相続税と所得税の二重課税をめぐる問題

昨日,最高裁判所で,弁論を傍聴してきました。最高裁に入るのは初めてです。場所は第三小法廷。裁判長は那須弘平さん。地方裁判所高等裁判所とは,やはり,雰囲気が違います。荘厳とでも表すればいいのでしょうか。何より,傍聴に至る手続きが,なかなか面倒なものでした。上告人(納税者)側の傍聴人が30名足らず,集まっていました。
事案の概要は,相続により取得したものとみなされた年金払の生命保険金請求権について,相続税の申告時に課税価格に算入されて課税の対象となったものが,その後の受け取りに伴い,その年の雑所得として所得税が課税されることが,二重課税にあたるかどうか,というものです。
所得税法は9条1項15号に,「相続,遺贈又は贈与により取得するもの(相続税法の規定により相続,遺贈又は個人からの贈与により取得したとみなされるものを含む。)」については,所得税を課さない旨,明文で規定していますので,この文言だけを読めば,雑所得として課税されるのはおかしいように感じます。一方,これまでの課税実務では,例えば期間10年の年金払の保険金(定期金)であれば,相続税の段階で,受けるべき金額の100分の60が相続税の課税価格に算入されて,かつ,その後,毎年の受給金額が雑所得として,所得課税(保険会社による源泉徴収)されてきました。これは,法律に明記された取り扱いではなく,国税庁内部における通達により,行われてきたものです。

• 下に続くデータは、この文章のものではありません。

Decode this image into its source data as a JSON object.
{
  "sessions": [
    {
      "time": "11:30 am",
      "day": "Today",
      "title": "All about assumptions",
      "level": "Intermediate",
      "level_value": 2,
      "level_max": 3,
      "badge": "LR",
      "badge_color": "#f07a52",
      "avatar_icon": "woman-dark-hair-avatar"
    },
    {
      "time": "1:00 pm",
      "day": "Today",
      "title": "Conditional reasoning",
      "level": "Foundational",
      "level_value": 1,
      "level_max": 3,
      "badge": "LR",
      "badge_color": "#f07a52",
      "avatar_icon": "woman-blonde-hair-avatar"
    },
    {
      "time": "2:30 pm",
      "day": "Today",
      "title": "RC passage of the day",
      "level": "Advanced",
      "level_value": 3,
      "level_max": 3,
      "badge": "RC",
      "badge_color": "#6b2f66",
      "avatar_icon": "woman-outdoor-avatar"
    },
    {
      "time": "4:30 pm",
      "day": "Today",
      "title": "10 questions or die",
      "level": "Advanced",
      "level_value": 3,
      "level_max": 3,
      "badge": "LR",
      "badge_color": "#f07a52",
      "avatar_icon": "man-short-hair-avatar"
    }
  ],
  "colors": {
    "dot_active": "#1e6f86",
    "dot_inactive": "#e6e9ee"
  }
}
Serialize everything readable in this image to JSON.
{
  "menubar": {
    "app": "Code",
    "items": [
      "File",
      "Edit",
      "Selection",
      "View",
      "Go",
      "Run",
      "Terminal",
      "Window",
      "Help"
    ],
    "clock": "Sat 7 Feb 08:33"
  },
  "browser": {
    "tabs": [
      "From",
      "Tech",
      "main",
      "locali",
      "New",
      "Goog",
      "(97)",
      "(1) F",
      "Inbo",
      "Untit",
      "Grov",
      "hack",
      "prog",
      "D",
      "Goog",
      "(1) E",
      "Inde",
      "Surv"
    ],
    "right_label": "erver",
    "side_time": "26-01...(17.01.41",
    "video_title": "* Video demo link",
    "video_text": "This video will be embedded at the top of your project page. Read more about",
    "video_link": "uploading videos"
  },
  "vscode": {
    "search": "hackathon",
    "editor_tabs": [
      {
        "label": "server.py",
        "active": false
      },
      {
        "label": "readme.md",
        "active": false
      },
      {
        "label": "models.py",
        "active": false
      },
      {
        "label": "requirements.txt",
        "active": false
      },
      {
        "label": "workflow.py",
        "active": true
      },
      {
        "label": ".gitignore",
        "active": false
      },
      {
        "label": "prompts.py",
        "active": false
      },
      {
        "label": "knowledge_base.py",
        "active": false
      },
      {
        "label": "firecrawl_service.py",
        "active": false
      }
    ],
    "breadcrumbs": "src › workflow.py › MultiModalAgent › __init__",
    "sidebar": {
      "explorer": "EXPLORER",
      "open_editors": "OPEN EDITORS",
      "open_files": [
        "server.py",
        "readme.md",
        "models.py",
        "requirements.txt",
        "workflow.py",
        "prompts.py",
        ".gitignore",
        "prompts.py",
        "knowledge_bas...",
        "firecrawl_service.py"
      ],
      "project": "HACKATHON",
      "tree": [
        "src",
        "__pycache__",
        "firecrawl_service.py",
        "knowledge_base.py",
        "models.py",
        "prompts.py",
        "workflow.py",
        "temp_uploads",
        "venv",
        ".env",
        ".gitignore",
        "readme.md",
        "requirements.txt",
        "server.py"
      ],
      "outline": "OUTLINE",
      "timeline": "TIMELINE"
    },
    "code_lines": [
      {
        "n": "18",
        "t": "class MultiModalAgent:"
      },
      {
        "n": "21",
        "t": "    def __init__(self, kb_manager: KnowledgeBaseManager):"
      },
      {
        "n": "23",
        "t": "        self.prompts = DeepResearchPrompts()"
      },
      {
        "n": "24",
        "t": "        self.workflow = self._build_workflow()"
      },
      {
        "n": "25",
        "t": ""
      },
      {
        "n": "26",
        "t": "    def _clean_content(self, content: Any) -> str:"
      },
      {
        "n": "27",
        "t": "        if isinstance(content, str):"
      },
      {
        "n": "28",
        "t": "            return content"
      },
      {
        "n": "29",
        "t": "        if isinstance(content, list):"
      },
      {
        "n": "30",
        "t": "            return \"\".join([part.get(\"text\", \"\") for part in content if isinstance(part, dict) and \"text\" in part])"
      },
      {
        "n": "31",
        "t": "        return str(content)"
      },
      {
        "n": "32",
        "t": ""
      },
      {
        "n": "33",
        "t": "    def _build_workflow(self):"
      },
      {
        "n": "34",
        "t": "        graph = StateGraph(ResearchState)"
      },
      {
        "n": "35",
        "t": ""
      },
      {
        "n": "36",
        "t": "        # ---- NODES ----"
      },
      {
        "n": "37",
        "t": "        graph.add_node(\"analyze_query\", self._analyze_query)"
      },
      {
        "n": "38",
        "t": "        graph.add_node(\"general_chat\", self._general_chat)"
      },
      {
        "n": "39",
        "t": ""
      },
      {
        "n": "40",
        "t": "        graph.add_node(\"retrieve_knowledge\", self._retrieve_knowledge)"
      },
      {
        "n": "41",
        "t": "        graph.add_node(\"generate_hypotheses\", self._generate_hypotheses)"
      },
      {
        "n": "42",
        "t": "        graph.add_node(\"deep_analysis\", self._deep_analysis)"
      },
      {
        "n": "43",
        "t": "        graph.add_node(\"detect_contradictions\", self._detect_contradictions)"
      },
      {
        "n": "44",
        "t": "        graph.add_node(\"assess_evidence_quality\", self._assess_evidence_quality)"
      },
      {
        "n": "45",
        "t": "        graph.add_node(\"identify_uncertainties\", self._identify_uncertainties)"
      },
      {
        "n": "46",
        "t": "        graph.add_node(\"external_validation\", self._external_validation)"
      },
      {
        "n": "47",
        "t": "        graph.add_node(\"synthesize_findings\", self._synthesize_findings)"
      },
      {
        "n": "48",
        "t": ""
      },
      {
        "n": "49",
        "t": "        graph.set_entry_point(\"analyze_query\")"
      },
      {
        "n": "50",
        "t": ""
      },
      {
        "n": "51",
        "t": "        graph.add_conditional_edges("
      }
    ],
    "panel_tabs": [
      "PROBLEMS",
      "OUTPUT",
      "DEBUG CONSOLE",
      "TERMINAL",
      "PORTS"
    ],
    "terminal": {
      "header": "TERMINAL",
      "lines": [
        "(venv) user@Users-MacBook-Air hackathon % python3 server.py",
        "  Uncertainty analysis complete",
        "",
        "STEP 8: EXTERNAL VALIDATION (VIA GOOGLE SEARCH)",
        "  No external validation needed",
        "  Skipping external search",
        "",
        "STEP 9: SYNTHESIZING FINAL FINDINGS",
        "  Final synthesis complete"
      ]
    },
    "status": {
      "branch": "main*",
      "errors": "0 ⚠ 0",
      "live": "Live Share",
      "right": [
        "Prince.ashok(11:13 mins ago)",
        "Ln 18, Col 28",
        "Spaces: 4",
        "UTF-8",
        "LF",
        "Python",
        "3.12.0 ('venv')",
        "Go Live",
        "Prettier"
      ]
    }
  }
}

課税庁は,10年間の定期金を受け取る権利(基本権=みなし相続財産)とその権利に基づいて取得した現金(支分権)とは経済的価値が同一のものではない,と主張してきました。

第1審の長崎地裁は,原告納税者の主張を全面的に認めましたが,控訴審福岡高裁)では一転して,課税庁の主張を認めた逆転判決が言い渡されました。その後,納税者が上告受理の申し立てをし,口頭弁論が開かれたというものです。
長崎地方裁判所は,「相続税法による年金受給権の評価は,将来にわたって受け取る各年金の当該取得時における経済的な利益を現価(正確にはその近似値)に引き直したものであるから,これに対して相続税を課税した上,さらに個々の年金に所得税を課税することは,実質的・経済的には同一の資産に対して二重に課税することは明らかであって,所得税法9条1項15号の趣旨により許されない」と明確に判示し,納税者の主張を全面的に認容しました。一方,控訴審の福岡高等裁判所は,一転,課税庁の主張を認めました。つまり,個々の年金の取得については,被相続人が負担した掛金であっても,被控訴人本人が負担した掛金であっても,所得税の対象となるとし,また,年金受給権については,「被控訴人は,自ら保険料を払ったものではないのに,被相続人の死亡により,本件年金受給権を取得したのであるから,相続税の課税対象である」として,「本件年金受給権の取得に相続税を課し,個々の年金の取得に所得税を課することを,二重に課税するものということはできない」を結論づけました。

これらの判決に関しては,賛否両論があり,昨日,弁論の後で行われた判例研究会の席でも,様々な見解が出ましたが,今回,最高裁判所が上告受理を認め,しかも,弁論を開いたことにより,何らかの判断がされることになるものと考えられます。
もし,二重課税にあたるという判断が出た場合,所得税の還付を求める多数の納税者が発生することになり,しかも,源泉所得税は生命保険会社が誤って徴収したという理屈になるため(本裁判における課税庁の主張),実務に与える影響は非常に大きいと言えます。
なお,本訴訟と関係があるかどうかは不明ですが,平成22年度改正で,年金払の保険金(定期金)に関する権利の評価が改められました。
注目の判決言い渡しは7月6日と決まり,最高裁判所の判断がどのようなものになるのか,ぜひ,判決期日にも最高裁判所に足を運びたいと思っています。。